Format for Assignments
  • Students must use the standard, APA style for quoting sources.   Help is available at:

Laboratory Attendance
The laboratory component is essential and therefore it is strongly recommended that you attend all labs.  Any missed labs must be supported with a legal document with three days of the lab.  Any student who fails to attend more than 2 laboratory classes for a 10 week subject will not pass the subject.    

Laboratory Safety
Students are required to review and understand the safety procedures and guidelines outlined on the first class and sign the sheet to this effect before beginning work in the laboratory.  Students must also wear a lab coat and safety glasses when conducting experiments.
A student who arrives without the proper safety equipment will not be permitted to participant in the lab but will be asked to leave the class.  The student will receive no grade for the lab missed.

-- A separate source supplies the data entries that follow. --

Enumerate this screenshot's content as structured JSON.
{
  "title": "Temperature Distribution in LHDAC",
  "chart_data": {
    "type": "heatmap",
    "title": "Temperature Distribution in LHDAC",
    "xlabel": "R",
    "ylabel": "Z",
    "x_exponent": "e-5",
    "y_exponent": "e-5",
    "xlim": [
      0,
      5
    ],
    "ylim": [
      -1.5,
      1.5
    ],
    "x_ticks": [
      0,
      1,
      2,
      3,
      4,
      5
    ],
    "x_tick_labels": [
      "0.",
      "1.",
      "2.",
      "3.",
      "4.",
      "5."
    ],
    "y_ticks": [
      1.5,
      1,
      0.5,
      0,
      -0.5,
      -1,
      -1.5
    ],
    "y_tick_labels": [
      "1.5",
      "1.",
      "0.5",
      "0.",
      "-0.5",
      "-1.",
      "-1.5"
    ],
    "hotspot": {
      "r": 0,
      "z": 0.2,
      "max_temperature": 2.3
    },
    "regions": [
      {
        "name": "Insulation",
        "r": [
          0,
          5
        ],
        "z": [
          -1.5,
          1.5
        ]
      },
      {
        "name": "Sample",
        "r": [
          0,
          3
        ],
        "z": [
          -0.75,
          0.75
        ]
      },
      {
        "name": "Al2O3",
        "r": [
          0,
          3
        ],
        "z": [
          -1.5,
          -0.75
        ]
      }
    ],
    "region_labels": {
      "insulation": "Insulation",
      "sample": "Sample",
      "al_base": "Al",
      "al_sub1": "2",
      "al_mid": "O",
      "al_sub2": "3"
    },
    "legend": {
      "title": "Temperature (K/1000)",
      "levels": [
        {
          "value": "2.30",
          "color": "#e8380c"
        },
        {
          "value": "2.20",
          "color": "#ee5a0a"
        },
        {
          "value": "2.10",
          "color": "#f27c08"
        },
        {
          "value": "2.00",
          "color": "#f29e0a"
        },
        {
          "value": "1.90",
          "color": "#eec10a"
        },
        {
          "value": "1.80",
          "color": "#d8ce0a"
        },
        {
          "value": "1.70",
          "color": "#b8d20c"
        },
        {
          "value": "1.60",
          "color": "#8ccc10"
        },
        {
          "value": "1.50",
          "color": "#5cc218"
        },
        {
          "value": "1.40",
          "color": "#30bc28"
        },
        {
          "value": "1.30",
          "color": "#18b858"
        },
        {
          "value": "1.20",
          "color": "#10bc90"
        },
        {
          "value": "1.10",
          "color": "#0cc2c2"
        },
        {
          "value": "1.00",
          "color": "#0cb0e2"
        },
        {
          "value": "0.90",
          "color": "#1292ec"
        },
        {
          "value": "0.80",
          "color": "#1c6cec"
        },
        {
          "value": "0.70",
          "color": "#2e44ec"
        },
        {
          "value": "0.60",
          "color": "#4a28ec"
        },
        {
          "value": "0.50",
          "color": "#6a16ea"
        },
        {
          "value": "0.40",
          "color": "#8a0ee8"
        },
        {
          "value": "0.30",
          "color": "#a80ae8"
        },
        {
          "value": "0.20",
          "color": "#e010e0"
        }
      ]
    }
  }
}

Grading is based on the following marking scheme:
Laboratory reports 20%
Assignments   10%
Midterm test 30%
Final Exam  40%

Note: Two Labs (experimental reports) each worth 20% of final mark. The requirements of the reports are presented in writing at the beginning of the class.


Other Evaluation Considerations
The student is expected to comply with the Safety Rules for working in the laboratory, sign the safety contract, and WILL NOT UNDER ANY CIRCUMSTANCES WEAR CONTACT LENSES in the laboratory. The student will know where all safety equipment is located in the laboratory and will be familiar with WHIMIS concepts and signage.